In Canada, women are less likely to opt for a program in technology, engineering, or computer science. In fact, female high school students with high marks are less likely to choose a technology or related program compared to male high school students with low marks. Just 10 percent of female students with marks under 80 percent enroll in a technology, computer science or related program compared to over 30 percent of male students. One of the reasons is that female students have a worse perception of their mathematical skills than males. Only 37 percent of females report very good or excellent skills compared to 50 percent of males. Given that young women have a lower opinion of their abilities, it is not surprising that they are underrepresented in technology, engineering, and related programs. Social expectations of gender roles and gender-appropriate jobs also explain why young women are less willing to enroll in a computer science or technology program.
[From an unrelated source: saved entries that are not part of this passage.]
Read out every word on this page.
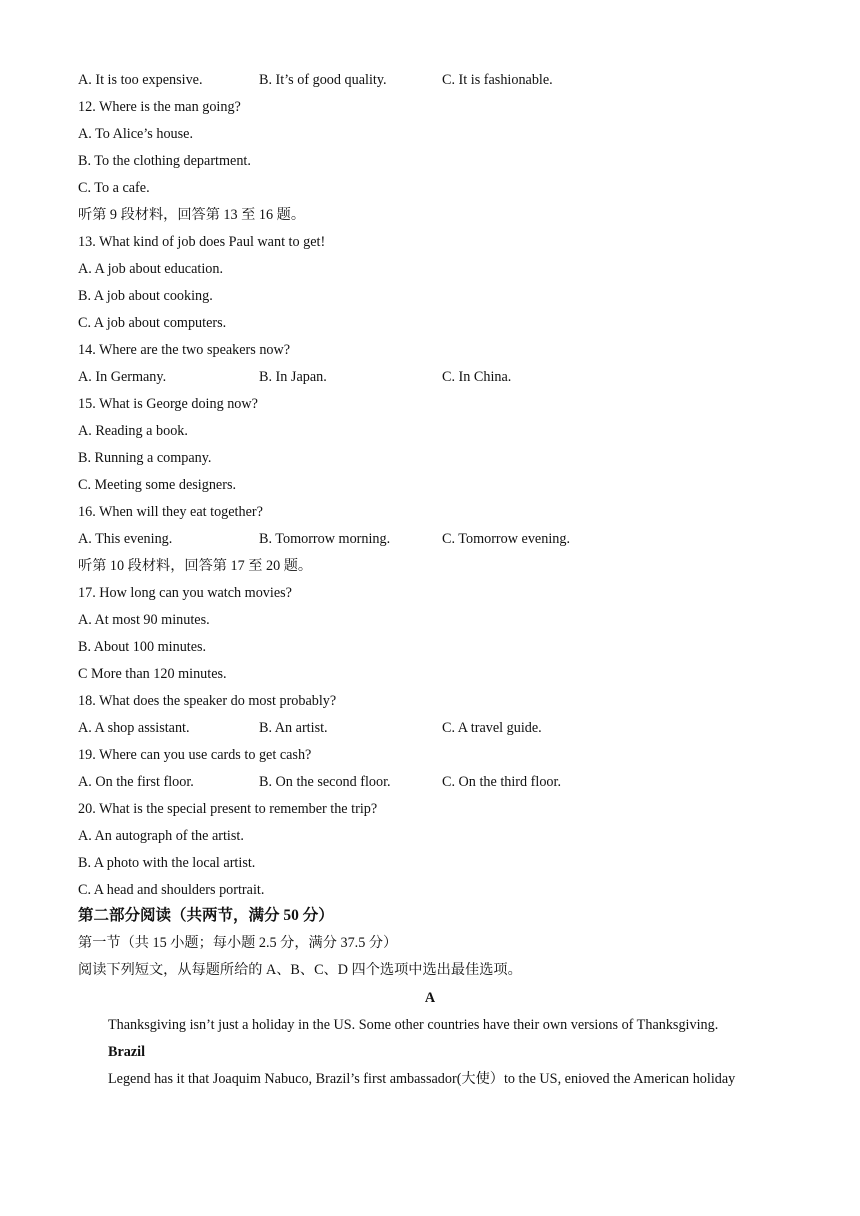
A. It is too expensive.	B. It’s of good quality.	C. It is fashionable.
12. Where is the man going?
A. To Alice’s house.
B. To the clothing department.
C. To a cafe.
听第 9 段材料，回答第 13 至 16 题。
13. What kind of job does Paul want to get!
A. A job about education.
B. A job about cooking.
C. A job about computers.
14. Where are the two speakers now?
A. In Germany.	B. In Japan.	C. In China.
15. What is George doing now?
A. Reading a book.
B. Running a company.
C. Meeting some designers.
16. When will they eat together?
A. This evening.	B. Tomorrow morning.	C. Tomorrow evening.
听第 10 段材料，回答第 17 至 20 题。
17. How long can you watch movies?
A. At most 90 minutes.
B. About 100 minutes.
C More than 120 minutes.
18. What does the speaker do most probably?
A. A shop assistant.	B. An artist.	C. A travel guide.
19. Where can you use cards to get cash?
A. On the first floor.	B. On the second floor.	C. On the third floor.
20. What is the special present to remember the trip?
A. An autograph of the artist.
B. A photo with the local artist.
C. A head and shoulders portrait.
第二部分阅读（共两节，满分 50 分）
第一节（共 15 小题；每小题 2.5 分，满分 37.5 分）
阅读下列短文，从每题所给的 A、B、C、D 四个选项中选出最佳选项。
A
Thanksgiving isn’t just a holiday in the US. Some other countries have their own versions of Thanksgiving.
Brazil
Legend has it that Joaquim Nabuco, Brazil’s first ambassador(大使）to the US, enioved the American holiday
Data from the National Household Survey also reveals that women make only 30 percent of graduates in computer science and mathematics programs and 23 percent of graduates in engineering programs. What is more, they only make for 39 percent of graduates in computer science, technology, and related programs.

Remuneration and Unemployment Rates

There is also a marked difference between the remuneration of women and men across different sectors. The median salary of women with a science degree is $49,100 and the median salary of men – $55,300. Likewise, women with a degree in computer science or mathematics are paid $54,900 on average while men are paid $60,800. The median salary of women with an engineering degree is $61,100, and the median salary of men is $66,300. The unemployment rate among women with science and technology degrees is also higher than that of men. Some 6.6 percent of women with a science degree are unemployed compared to 5.8 percent of men. The unemployment rate for female engineering graduates is 7.1 percent compared to 4.3 percent for men. The trend is similar when it comes to computer science and mathematics graduates – 8.5 percent of women and 4.2 percent of men are unemployed. The only exception is technology – the unemployment rate is 2.4 percent for women and 6.7 percent for men.

Women Entrepreneurs

While the number of women who are involved in entrepreneurial activity is growing in Canada, they are less likely to start a science, technology or related business. In fact, just 13 percent of all businesses that are run by women are technology oriented. Women also face problems such as balancing home and work life and accessing funding to start a business. The gender gap is less prominent in other sectors of the economy such as professional services, education, and healthcare.

Female Entrepreneurs That Run Successful Businesses

The good news is that there are women who have ventured into the world of technology and run a successful business. Names such as Nadia Hamilton, Maayan Ziv, and Melissa Sariffodeen are worth mentioning. Nadia Hamilton is an app designer and the founder of Magnusmode, a company that specializes in apps which target the autistic community. Maayan Ziv is a female entrepreneur and activist and the founder of AccessNow, an app that helps persons with disabilities to locate places that are accessible. Melissa Sariffodeen is an entrepreneur and the CEO and co-founder of the Ladies Learning Code which helps Aboriginal people, persons with disabilities, immigrants and women master digital skills.